Hello everyone! I am new to this site ---- am not sure if I am 'using' properly! I have CRPS/RSD and am looking for a neurologist in Michigan---any recommendations are greatly appreciated! Thank you!

Hi wonderwoman,

Welcome to NeuroTalk, but I am sorry that you have had to come join us here.

I am from Michigan and have been dealing with CRPS since at least January of 2015, but many of the doctors I have seen think that I may have been dealing with it longer than that. I used to live in the Metro Detroit area but am now living up near Oscoda. All of my doctors are still in Metro Detroit though. Not knowing what area you are in, there is not much I can offer. There are a lot of pain management doctors that claim to have some knowledge about CRPS but I can only remember seeing one neurologist off of the top of my head, Dr Paul Cullis in Roseville.

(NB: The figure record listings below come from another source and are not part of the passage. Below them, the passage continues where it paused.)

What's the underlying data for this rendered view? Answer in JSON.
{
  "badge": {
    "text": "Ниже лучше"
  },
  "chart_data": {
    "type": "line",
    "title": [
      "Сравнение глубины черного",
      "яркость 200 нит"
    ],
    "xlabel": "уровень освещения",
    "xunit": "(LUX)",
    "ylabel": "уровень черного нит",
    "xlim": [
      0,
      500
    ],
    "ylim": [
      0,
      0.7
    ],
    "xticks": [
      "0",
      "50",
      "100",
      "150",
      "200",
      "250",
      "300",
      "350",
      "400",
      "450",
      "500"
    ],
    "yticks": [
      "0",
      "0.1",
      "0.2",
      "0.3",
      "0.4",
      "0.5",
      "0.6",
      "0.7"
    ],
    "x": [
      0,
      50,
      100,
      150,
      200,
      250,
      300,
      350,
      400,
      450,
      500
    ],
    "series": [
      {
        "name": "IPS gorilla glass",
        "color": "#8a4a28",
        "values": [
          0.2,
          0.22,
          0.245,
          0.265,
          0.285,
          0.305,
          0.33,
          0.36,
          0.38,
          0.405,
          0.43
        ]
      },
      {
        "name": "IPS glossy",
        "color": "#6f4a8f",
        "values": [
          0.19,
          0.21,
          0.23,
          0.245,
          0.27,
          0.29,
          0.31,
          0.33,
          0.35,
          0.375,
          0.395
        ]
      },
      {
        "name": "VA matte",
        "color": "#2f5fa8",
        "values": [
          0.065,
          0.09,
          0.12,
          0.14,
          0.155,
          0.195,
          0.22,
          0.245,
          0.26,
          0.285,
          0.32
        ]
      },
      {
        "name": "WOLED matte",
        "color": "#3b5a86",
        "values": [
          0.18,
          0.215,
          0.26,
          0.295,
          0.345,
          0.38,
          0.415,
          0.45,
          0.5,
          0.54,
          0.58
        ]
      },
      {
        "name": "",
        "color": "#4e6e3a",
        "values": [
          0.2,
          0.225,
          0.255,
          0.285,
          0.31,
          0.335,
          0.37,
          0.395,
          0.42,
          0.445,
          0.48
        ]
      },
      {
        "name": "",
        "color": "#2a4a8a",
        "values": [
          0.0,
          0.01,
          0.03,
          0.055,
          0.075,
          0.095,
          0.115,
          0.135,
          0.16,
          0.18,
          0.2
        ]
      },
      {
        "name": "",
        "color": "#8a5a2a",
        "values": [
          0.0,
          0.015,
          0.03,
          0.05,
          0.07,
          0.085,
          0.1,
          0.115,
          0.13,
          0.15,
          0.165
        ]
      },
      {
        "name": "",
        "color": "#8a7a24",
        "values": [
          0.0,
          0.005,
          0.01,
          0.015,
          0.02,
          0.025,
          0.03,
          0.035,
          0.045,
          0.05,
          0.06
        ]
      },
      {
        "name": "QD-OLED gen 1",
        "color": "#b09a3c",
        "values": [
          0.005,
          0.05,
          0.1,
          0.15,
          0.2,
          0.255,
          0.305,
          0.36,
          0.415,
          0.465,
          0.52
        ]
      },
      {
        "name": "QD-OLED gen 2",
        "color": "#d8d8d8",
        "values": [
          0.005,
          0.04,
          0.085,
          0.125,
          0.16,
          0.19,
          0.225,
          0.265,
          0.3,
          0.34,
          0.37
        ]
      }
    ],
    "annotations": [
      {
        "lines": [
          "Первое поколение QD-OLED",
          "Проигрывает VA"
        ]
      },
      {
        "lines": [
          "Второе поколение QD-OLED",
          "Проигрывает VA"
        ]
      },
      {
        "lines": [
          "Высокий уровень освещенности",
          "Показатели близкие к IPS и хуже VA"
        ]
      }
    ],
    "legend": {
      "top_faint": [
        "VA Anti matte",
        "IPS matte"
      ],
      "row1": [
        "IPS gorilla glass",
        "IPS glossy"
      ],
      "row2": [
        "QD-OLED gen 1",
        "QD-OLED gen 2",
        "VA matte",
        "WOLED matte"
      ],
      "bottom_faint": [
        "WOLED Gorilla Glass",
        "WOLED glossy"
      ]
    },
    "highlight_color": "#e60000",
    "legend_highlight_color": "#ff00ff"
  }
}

I do not know much about him, so I can not give a recommendation. I do know that the DMC, Henry Ford, UofM Health and some smaller medical centers near Grand Rapids, all supposedly have fairly good programs for patients with CRPS, but I can not say that for certain either. If you live close to the Ohio border, you could also consider going to the Cleveland Clinic as well.

I hope this helps some. Don't give up fighting.

Hi Alaina! Thank you for your response and info :-) I am so sorry you are suffering from CRPS :-( I live in southeast Michigan-wayne county. I am specifically looking for a neurologist to be a part of my CRPS team so looking for someone in my area. Not looking for a program...I have had CRPS since 1-2012 due to injuries from a car accident. It has left me disabled --- had to give up my nursing career which I loved and miss :-( Hoping you are having a low pain day ;-) Never give up fighting!